Boots and Saddles

by

11/24/2002

300 east 6th st ny

Neighborhood: Letter From Abroad

The first time I saw Billy Brooks he was riding around Ojo Sarco, a sparse village of yellow adobe huts and longhouses grouped on either side of a ravine. It was 1971. Billy was on a tall horse the color of city mud and surrounded by varmints waving rifles like the banditos in “Treasure of the Sierra Madre”. Among them was a guy named Sunshine, a Puerto Rican from the Lower East Side, with a nice dog, Davy, who had a wolfish ruff around his neck. Another was Earl from L.A., who had traded me a sleek little shotgun –an antique Smith and Wesson twelve-gauge with a burnished wooden stock– for a mean looking blunderbuss with a scope. This weapon came with the starving red pony, Chinito, I’d bought from another bilingual New Yorker. Homesick and broke, he’d sold the lot for $100, ammo and all. Now Earl wanted his Smith and Wesson back, and he snarled and said to hand it over. “No, it’s mine”, I said. “You better give it back,” Earl said, all menace and teeth. I told Earl I wasn’t scared of him; the gun was mine—he’d traded; I said, “Fuck off and go to hell.” Then the banditos cackled and rode off repeating, “Fuck you, Earl” in thin falsettos. Billy Brooks laughed too–an “Oh, come die” kind of laugh that broke in the arroyo.
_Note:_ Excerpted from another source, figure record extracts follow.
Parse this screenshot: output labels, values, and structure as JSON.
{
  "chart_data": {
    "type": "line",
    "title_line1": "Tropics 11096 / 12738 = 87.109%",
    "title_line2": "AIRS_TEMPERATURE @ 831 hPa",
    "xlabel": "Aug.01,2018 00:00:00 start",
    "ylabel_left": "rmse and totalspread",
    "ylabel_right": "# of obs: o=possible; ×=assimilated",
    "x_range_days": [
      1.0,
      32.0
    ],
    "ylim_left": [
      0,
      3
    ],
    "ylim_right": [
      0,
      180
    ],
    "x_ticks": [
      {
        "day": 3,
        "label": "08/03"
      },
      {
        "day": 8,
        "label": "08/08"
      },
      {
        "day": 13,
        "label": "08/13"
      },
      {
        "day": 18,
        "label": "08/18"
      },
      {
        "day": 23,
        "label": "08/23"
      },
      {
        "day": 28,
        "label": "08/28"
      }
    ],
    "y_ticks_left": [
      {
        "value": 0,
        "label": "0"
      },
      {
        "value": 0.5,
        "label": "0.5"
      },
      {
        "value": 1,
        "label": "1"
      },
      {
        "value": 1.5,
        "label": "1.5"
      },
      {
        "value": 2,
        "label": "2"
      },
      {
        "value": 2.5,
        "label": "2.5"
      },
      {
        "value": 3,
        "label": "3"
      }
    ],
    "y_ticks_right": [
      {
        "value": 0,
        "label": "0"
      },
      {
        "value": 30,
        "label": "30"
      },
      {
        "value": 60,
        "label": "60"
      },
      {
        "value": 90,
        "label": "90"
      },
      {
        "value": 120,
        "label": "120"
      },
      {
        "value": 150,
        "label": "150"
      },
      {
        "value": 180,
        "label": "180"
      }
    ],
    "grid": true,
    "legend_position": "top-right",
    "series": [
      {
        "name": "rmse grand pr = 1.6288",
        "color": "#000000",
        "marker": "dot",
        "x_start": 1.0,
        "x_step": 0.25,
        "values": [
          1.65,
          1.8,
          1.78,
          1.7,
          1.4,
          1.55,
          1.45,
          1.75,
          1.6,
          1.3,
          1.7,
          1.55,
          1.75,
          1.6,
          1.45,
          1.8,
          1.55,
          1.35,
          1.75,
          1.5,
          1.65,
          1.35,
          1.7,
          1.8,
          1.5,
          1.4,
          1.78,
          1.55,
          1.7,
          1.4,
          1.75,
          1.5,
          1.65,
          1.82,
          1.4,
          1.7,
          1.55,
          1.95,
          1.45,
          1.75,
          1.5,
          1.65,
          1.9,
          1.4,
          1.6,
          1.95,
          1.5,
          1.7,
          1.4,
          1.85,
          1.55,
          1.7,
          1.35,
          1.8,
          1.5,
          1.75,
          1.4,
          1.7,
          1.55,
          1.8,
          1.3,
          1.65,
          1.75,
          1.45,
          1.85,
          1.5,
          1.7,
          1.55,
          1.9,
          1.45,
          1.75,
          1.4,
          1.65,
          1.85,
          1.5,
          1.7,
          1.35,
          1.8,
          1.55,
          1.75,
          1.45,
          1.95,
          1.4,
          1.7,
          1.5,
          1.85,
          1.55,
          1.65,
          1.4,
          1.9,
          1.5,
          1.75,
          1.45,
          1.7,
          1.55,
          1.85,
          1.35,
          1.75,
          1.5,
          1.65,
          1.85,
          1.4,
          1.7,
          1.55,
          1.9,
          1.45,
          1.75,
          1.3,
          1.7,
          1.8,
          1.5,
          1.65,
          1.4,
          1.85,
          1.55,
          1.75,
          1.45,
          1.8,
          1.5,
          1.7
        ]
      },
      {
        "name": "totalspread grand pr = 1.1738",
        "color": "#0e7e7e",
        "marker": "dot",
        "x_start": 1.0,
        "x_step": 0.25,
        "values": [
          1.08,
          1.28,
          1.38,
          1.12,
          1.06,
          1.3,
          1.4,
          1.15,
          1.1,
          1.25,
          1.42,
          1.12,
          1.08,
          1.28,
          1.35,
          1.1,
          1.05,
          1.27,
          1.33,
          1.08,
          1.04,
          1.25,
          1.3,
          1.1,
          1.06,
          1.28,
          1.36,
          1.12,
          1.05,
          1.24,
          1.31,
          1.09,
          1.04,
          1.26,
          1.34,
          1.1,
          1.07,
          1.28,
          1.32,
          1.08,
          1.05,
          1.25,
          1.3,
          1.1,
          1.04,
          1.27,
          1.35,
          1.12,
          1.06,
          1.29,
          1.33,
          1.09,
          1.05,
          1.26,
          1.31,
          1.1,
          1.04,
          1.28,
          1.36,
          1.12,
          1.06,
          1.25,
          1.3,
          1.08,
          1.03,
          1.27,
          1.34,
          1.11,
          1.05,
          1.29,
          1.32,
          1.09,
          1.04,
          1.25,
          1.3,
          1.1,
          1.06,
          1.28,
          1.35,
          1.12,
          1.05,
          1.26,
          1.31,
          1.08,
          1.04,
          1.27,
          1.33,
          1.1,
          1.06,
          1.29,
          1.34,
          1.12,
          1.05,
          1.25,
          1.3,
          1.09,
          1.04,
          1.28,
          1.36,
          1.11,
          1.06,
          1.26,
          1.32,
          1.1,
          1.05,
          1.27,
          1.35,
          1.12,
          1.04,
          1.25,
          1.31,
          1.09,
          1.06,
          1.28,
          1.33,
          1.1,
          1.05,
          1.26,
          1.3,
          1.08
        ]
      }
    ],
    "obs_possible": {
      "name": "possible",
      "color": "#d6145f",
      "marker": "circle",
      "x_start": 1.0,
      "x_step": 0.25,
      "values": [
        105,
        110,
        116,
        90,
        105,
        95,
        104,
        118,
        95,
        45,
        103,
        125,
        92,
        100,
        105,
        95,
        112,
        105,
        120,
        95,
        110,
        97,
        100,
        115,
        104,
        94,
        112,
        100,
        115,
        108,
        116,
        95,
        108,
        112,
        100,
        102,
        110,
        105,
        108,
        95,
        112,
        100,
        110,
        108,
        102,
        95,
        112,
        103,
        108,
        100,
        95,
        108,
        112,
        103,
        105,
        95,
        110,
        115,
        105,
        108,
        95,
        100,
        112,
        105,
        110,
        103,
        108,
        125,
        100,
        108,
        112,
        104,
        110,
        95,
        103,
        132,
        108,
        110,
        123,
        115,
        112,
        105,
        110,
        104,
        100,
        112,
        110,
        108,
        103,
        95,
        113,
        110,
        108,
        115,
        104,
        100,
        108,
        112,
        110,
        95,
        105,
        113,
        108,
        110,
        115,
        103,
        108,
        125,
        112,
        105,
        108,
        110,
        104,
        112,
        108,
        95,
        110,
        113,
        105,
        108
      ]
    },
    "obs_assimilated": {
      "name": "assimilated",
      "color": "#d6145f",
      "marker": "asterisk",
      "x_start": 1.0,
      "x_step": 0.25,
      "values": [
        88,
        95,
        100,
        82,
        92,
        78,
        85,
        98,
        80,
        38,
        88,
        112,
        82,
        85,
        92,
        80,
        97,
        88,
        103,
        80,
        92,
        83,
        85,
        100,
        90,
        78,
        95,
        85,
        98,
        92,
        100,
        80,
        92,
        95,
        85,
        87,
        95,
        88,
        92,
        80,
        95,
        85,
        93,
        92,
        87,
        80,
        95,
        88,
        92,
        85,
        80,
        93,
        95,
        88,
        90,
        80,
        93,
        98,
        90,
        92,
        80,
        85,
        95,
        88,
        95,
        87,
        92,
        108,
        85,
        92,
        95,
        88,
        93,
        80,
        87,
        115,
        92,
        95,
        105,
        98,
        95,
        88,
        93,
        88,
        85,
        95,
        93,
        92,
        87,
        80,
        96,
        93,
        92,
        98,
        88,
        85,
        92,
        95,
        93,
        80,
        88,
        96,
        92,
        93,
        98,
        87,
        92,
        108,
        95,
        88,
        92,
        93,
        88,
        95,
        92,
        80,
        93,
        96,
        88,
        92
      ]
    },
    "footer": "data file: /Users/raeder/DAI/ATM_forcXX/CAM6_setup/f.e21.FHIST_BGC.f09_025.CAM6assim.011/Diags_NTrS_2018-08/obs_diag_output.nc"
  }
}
The second time I saw Billy he was with the same bad company loitering about the dirt road where I’d last seen them. Earl didn’t say anything this time. He just strode up, flicked his shoulder length tresses, and wrenched the rifle away while the others watched rubber faced and expressionless.

“Give it back. It’s mine,” I said.

“Yuh, whuduhyuhgonnadewabowdit?” said Earl.

Then Billy asked if I didn’t have any other clothes. I was wearing a Mexican wedding shirt made from coarse cotton and a pair of disintegrating jeans. Oats fell from my pockets, hay, horse treats. I was one with quadrupeds and didn’t think much about clothes.

So the next time I saw him, Billy gave me a pair of jeans. He said, “Here” and tossed me a bundle, which turned out to be stiff new Levis folded neatly into a square. There was no thank you from me. I liked to think I could radiate something greater than manners–a trust in the benevolent cosmos. I did this by emanation whose willed force I hoped would meld me to the great being himself. A shot in the dark, a hypothesis of the imagination– whatever it was, Billy emanated it too, blank-eyed and goofy-jawed. I took his imitation of my imitation as shared feeling. And later, on the crest of a small hill, sage brush tumbling by, and silhouetted against the sunset, golden saxophone gleaming–when Billy played his one perfectly clear, lugubrious line, I thought he was an artist. This line was the only one he could play. But I didn’t know that yet. There was a lot I didn’t know.

Soon after, the banditos crossed an invisible line. Sunshine shot Davy by accident when he was trying to shoot Earl , and that was after an all-nighter of drinking and extravagant drugging when they very intelligently shot holes into every room of an adobe longhouse. The dog was the superior being among the banditos, so I mourned Davy; but Sunshine always did have a hand-eye problem, requiring horn-rimmed spectacles thick as plate glass, which made him fun to beat when shooting at cans. Earl went back to L.A., and, even before all this happened, Billy ran out of money and left for New York.

I left too. I left Chinito, who had grown fat and sassy grazing on summer grass. I left the hippies living in teepees and the banditos’ girlfriends who had stayed behind. I left the hot springs in Jemes and in Taos where the Chicanos hid in bushes and drank beer while watching the naked women frolic. I left drinking whiskey alone in the woods and swearing at shadows and peeing under trees and in wooden outhouses under the stars in the cold dry winter. I left summer lightning storms that scratched and crackled across the night sky like giant claws. I left mountain coffee brewed with salt and egg shells. I left visions of strange animals gleaming in the moonlight. And I never did say goodbye to the Hog Farm, a commune started by Ken Kesey’s Merry Pranksters, which was one town over from Ojo Sarco. But no great loss. I showed up in New York. That’s where I saw Billy Brooks again. Sometimes I wish I hadn’t, but I did.